Designed with a zero-retention architecture, all data is processed strictly in-memory and securely cleared after execution, ensuring strong privacy guarantees.

🧠 Key Capabilities

📊 Automated dataset understanding (schema profiling)
❓ AI-generated analytical questions & hypotheses
🧮 Deterministic execution using Pandas (no hallucinated computation)
🧠 LLM-powered insight generation
🔐 Privacy-first processing (PII masking + zero retention)
⚡ Asynchronous execution (non-blocking API)
📄 Exportable reports (JSON / HTML / PDF)

💼 Real-World Use Cases

Customer behavior analytics (without exposing PII)
Financial reporting and summarization
Automated exploratory data analysis (EDA)
Internal enterprise analytics tools
Privacy-sensitive datasets (healthcare, business intelligence)
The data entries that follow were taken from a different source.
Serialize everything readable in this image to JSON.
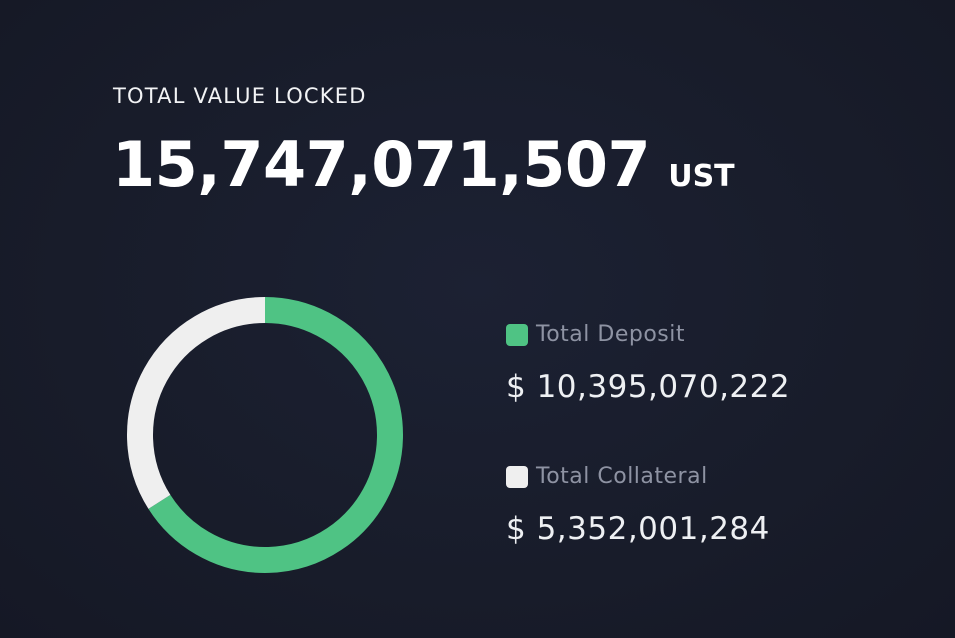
{
  "header": {
    "label": "TOTAL VALUE LOCKED",
    "value": "15,747,071,507",
    "unit": "UST"
  },
  "legend": [
    {
      "name": "Total Deposit",
      "value_text": "$ 10,395,070,222",
      "color": "#4fc384"
    },
    {
      "name": "Total Collateral",
      "value_text": "$ 5,352,001,284",
      "color": "#efefef"
    }
  ],
  "chart_data": {
    "type": "pie",
    "style": "donut",
    "title": "",
    "categories": [
      "Total Deposit",
      "Total Collateral"
    ],
    "values": [
      10395070222,
      5352001284
    ],
    "colors": [
      "#4fc384",
      "#efefef"
    ],
    "legend": "right"
  }
}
🏗️ Architectural Flow (Simplified View)

graph TD;
    A[Frontend Dashboard] --> |Upload Request| B(FastAPI API Gateway)
    B --> C{Security & Validation Layer}
    C -->|Sanitized Data| D[(In-Memory DataFrame)]
    D --> E[LangGraph Orchestrator]
    
    subgraph Agent Pipeline
    E --> F[1. Schema Profiler]
    F --> G[2. Question Generator (LLM)]
    G --> H[3. Execution Planner (LLM)]
    H --> I[4. Sandboxed Python Execution]
    I --> J[5. Insight Generator (LLM)]
    end
    
    J --> K[Report Generator]
    K --> L[Memory Cleanup Daemon]
    L --> M[Results Returned to User]

🧠 Design Principles

Cognitive Isolation: LLMs never access raw datasets directly
Deterministic Execution: All computations handled via Python (Pandas)
Zero Data Persistence: No dataset is written to disk
Separation of Concerns: Clear boundaries between reasoning, execution, and storage
Fail-Safe Execution: Sandboxed environment prevents unsafe operations

⚡ Core Engineering Highlights

🔹 Multi-Agent Orchestration (LangGraph)

Implements a structured pipeline:

Schema Profiling → Question Generation → Execution Planning → Deterministic Execution → Insight Synthesis

🔹 Zero-Retention Architecture

Data is processed exclusively in-memory and automatically cleared after execution via a cleanup daemon.

🔹 Dynamic PII Masking

Sensitive fields are anonymized before any LLM interaction using regex-based detection and synthetic data replacement.

🔹 Asynchronous Processing

Built using FastAPI BackgroundTasks, enabling non-blocking execution and responsive APIs.

🔹 Secure Logging

Implements redacted logging to ensure sensitive data is never exposed in logs.

🚀 Quick Start Guide

Prerequisites

Python 3.10+
Git

1. Clone the Repository

git clone https://github.com/mshoaib40458/DataAnalyst-Agent.git
cd DataAnalyst-Agent

2. Environment Configuration

cp .env.example .env

Add your API key:

GROQ_API_KEY=your_api_key_here

3. Install Dependencies

pip install -r requirements.txt

4. Run the System

Backend (FastAPI)

uvicorn app.main:app --host 0.0.0.0 --port 8000 --reload

Frontend (Flask)

cd frontend
python app.py

Access the dashboard at:

http://127.0.0.1:5000

🛠️ Configuration (.env)

Variable	Description
`LLM_MODEL`	Model used for reasoning (e.g., llama-3.1-70b)
`ENABLE_DATA_MASKING`	Enable/disable PII masking
`DISABLE_DATA_PERSISTENCE`	Enforce zero-retention
`MAX_UPLOAD_SIZE_BYTES`	Limit dataset size
`PROXY_TRUST_MODE`	Enable trusted proxy validation

🎯 System Highlights

🔐 Privacy-first AI system
🧠 Agentic architecture (LangGraph)
⚡ Async & scalable backend
🛡️ Secure execution environment
📊 Fully automated data analysis

🧠 One-Line Summary

A privacy-preserving, agentic AI system that autonomously analyzes structured data using a controlled LangGraph pipeline with zero data retention.

📌 Future Improvements

Distributed task queue (Celery / Redis)
Vector memory for contextual recall
Advanced visualization dashboard
Multi-dataset comparative analysis

"Designing AI systems that are not only intelligent, but also secure, controlled, and production-ready."